As a long-time Shalimar devotee, Guerlain’s first Parfumeur Boutique in Montreal was a destination I was eager to check out. Located inside the newly minted Holt Renfrew Ogilvy beauty hall, it’s the third of its kind in North America—the only other two on are in New York City, at Saks and Bloomingdale’s respectively—and features a digital consultation service plus 24 fountains that spout a variety of the brand’s signature perfumes, some over a century strong and often difficult to track down on this side of the pond. “The beauty of the fountain is that you can refill [bottles] with classic fragrances that some people were researching for so long and only able to find in Paris,” says Marieline Patry, Guerlain’s vice president of education and retail development. “We bring Paris to you.”
Having worked for Guerlain for close to 16 years, Patry’s deep knowledge of the brand runs deep, and is evident when we start to talk about Shalimar, which is nearing a century since its conception and remains one of the house’s most popular fragrances. “There was this king [in India] whose wife passed at the birth of their child and he was heartbroken, so he created the Jardin Shalimar…Guerlain fell in love with the story and created Shalimar Parfum.” It’s just one of the storied scents available for refill, alongside Eau de Cologne Imperiale (1853), L’Heure Bleu (1912), Mitsouko (1919) and more. “The beauty of Guerlain is that you have a love story behind every fragrance,” says Patry.

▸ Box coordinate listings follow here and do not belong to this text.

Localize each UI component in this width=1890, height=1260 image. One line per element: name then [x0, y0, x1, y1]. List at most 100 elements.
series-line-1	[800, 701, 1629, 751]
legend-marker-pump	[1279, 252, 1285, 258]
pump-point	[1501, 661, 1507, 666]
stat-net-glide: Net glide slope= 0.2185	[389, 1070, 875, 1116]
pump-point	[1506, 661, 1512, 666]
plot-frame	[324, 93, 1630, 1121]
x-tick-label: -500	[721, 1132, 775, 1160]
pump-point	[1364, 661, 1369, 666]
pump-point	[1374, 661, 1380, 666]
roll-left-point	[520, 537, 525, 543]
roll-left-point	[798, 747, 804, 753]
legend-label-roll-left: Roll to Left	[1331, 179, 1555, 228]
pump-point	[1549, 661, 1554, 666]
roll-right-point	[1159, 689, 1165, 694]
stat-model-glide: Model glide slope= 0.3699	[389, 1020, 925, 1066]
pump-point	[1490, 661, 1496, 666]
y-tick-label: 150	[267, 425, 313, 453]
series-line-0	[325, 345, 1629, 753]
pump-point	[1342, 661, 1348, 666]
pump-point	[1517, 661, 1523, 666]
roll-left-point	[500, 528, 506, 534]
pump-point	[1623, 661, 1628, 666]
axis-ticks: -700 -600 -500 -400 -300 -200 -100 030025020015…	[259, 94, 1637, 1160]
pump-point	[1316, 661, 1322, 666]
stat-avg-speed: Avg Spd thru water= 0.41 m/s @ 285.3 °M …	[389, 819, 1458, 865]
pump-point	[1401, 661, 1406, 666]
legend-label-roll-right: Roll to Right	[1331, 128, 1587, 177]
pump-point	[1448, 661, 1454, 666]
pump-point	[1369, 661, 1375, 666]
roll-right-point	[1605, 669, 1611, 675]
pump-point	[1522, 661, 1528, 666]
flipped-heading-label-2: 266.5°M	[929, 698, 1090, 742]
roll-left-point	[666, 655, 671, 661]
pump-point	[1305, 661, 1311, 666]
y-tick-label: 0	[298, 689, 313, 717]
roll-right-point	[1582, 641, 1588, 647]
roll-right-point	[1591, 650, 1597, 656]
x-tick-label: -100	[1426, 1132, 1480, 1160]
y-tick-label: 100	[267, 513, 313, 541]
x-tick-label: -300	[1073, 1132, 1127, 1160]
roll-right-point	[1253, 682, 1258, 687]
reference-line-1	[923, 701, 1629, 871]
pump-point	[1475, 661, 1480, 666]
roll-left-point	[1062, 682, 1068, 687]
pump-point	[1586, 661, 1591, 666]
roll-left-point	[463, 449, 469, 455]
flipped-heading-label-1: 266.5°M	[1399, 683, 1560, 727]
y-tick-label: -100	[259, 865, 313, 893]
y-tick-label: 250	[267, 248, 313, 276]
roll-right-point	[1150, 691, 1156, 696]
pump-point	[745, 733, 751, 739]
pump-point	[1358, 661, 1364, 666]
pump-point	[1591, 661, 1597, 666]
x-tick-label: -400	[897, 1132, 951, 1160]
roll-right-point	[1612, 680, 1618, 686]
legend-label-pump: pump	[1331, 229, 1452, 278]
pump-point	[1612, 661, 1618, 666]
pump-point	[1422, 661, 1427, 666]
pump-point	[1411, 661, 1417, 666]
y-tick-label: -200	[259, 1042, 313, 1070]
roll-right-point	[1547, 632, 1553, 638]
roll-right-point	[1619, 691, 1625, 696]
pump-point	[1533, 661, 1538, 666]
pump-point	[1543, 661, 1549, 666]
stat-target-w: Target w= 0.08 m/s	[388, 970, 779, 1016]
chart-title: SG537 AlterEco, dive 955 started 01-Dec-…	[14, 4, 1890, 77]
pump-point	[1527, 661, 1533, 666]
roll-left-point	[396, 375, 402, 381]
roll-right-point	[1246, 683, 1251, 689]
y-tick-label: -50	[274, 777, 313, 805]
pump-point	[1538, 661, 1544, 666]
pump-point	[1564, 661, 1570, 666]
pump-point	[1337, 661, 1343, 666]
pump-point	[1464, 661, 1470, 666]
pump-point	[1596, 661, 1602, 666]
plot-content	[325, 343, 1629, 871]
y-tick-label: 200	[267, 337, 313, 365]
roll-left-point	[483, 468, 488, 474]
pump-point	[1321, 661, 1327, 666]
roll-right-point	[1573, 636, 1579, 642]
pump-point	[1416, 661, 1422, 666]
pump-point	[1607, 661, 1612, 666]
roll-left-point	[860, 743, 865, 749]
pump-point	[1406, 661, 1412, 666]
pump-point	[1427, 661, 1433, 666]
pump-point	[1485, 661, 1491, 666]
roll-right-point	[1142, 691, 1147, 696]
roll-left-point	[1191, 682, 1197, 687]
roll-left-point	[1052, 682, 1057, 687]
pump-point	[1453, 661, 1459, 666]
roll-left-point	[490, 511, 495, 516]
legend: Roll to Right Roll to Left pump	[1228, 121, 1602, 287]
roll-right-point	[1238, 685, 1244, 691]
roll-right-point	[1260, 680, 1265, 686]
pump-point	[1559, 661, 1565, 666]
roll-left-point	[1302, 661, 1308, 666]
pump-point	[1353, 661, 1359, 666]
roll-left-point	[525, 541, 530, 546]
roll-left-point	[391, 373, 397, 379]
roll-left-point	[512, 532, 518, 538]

If you don’t have a current favourite Guerlain scent, the counter’s digital consultation service can guide you to one. It begins with a blind test, where a consultant takes you through a series of basic notes to see what you like and what repels you entirely. On the touch screen, you then classify each different note under the category of smells you love, like, are indifferent to or can’t stand. The result is a selection of perfume recommendations—I got Néroli Outrenoir, Insolence and Rose Barbare—tailored to the notes you responded positively to.
Patry emphasizes the importance of actually testing fragrance on your skin, instead of just giving it a whiff on a strip of paper, to take into account how your unique body chemistry reacts to certain fragrance components. “You are the last note when it comes to a fragrance,” she explains. “Your chemistry at one point kicks in and you perfume the perfume.” She also advocates sidestepping gender divisions in fragrance—though that is the first question customers are asked in their digital consultation, with a choice between women’s, men’s or both genders. “I don’t truly believe in a gender when it comes to fragrance, and I also don’t believe in a season,” she says. “But I think everybody when they come to visit the House of Guerlain can find their signature.”
Photography courtesy of Guerlain
Once you’ve zeroed in on a scent you could see yourself wearing on a daily basis, the final step is choosing your Guerlain bee bottle (designed in 1853 by Pierre-François-Pascal Guerlain for Napoléon III’s wife, Empress Eugénie). They’re available in a range of colours—black, purple, grey, yellow, red and more—and can be customized according to your taste, with a ribbon and engraving of your choice. The entire consultation process, which is free of charge, takes less than half an hour to complete, and is especially worthwhile if you haven’t yet come across your go-to fragrance. Even if you don’t jive with any particular Guerlain perfume, you might find that you like florals or citrus notes more than you thought you did. Best case scenario, you’ll leave with a new signature scent.